ONU : le chef de la diplomatie tchèque évoque avec son homologue chinois l'espionnage et Taïwan

Le ministre tchèque des Affaires étrangères, Petr Macinka, a évoqué à New York avec son homologue chinois, Wang Yi, le cas d’un ressortissant chinois soupçonné d’espionnage en Tchéquie, ainsi que les déplacements de responsables politiques tchèques à Taïwan. Selon lui, le gouvernement tchèque souhaite entretenir des relations « normales » avec la Chine.

Le ressortissant chinois a été arrêté en janvier en Tchéquie et inculpé pour activité illégale au profit d’une puissance étrangère. Il s’agit de la première personne poursuivie sur la base d’un article relativement récent du code pénal tchèque. Depuis son arrestation, il est placé en détention provisoire.
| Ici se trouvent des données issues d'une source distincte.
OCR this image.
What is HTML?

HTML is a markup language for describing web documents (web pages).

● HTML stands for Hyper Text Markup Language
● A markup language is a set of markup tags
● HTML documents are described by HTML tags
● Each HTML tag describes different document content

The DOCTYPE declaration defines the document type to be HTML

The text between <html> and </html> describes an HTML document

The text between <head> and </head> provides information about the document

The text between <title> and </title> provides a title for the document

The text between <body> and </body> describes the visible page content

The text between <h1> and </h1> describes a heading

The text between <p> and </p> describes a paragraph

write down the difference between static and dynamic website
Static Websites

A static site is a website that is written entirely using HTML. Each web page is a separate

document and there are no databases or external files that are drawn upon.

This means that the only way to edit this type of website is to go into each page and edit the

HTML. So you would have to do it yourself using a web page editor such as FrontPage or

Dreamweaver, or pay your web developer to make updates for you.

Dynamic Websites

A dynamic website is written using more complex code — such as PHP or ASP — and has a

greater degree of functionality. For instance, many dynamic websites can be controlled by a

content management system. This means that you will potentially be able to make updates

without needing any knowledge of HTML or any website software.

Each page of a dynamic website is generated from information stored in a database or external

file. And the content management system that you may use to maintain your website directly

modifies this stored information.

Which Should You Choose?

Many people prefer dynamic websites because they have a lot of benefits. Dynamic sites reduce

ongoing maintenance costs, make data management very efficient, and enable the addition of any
« Je lui ai dit que cette personne attendait son procès. Nous avons une justice indépendante qui évaluera l’acte d’accusation présenté par le procureur, fixera une date d’audience et rendra sa décision. C’est ainsi que fonctionne le système judiciaire en République tchèque », a déclaré P. Macinka. « Je l’ai simplement assuré que les conditions de détention étaient standards, normales, qu’il ne souffrait de rien et qu’il attendait la décision du tribunal », a-t-il ajouté.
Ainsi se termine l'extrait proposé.